How would you recommend I proceed? Any guidance, any piece of advice can be helpful.
Author "Fattie" in this answer provides some inspiring wording, though for a different situation.
Edit: details and addressing some comments.
- My host country is not a third world country (a famous semiconductor manufacturer is located here, if you want a clue about the location).
- a colleague provided a website showing that the company for which I develop the system has been fined several time for non compliance with the local air-pollution act.
- Paul, Justin: I am still trying to understand if there's any violation of any safety rules. The safety department of my institute is rather strict: any outside company coming to work here must attend safety trainings; but it seems there's a void in terms of us employees going to work outside: in this case it's the responsibility of the host company to provide safety guidelines (non existent for our case). Our institute follows the government's rules; which clearly says that the safety of work location must be evaluated and proper protection be provided.
- Joe, Joseph: yes, this option is on the table...

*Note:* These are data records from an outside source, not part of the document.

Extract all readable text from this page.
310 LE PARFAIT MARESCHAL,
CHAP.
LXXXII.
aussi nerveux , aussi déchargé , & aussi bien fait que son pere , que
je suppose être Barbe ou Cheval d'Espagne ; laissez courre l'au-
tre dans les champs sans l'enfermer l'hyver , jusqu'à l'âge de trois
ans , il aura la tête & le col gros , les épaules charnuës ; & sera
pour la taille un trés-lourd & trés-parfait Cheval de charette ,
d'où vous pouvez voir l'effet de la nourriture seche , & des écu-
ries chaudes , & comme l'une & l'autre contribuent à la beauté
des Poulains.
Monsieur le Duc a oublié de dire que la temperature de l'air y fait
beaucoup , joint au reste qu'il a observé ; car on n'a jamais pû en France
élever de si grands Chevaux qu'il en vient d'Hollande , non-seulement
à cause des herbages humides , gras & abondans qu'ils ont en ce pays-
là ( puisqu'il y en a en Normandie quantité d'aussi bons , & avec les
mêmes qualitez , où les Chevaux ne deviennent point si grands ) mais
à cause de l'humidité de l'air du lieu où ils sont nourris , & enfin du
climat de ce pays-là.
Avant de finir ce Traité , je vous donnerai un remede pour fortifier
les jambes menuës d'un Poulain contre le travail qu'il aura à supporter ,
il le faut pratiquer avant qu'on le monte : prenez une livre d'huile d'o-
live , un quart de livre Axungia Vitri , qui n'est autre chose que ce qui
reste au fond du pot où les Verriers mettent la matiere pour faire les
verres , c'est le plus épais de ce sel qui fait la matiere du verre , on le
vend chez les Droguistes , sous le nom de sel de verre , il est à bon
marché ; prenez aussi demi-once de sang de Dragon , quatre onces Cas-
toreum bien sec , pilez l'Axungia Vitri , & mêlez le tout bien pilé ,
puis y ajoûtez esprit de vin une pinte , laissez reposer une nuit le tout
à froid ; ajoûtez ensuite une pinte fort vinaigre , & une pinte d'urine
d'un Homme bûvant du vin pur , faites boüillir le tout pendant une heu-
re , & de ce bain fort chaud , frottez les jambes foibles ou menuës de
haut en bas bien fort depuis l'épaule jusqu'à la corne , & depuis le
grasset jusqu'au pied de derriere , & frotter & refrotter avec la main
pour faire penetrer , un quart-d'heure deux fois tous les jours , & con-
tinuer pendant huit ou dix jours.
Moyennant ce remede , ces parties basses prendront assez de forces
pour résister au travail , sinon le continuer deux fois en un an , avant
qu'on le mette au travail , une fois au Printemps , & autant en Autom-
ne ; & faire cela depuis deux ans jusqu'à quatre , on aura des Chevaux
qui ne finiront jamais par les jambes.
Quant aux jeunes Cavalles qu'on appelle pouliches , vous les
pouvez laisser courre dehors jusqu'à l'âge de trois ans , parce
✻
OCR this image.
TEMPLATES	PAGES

- I asked again my boss to provide the analysis report he had mentioned, this time during a department meeting (10 colleagues attending). In response, he sent a web page from the steel manufacturing company which produces the slag, with basic information about slag. One can read there that... slag is very safe! (They sell the stuff and its part of their business, would they have written it isn't safe?). Conclusion: the analysis report he promised many times seems nonexistent.
- a colleague (local guy) explained about the nastiness of slag dust and recommended not only a mask but also proper clothing and googles: slag dust can reach extremely small sizes, making it absorbed even by skin. He gave me the name of a person working at our safety department.
- I will explain and expose the situation to our safety department and we'll see what comes out of it.
Many thanks to all of you. From feeling isolated, I have gained confidence that the situation can be dealt with serenely (it may not be easy though).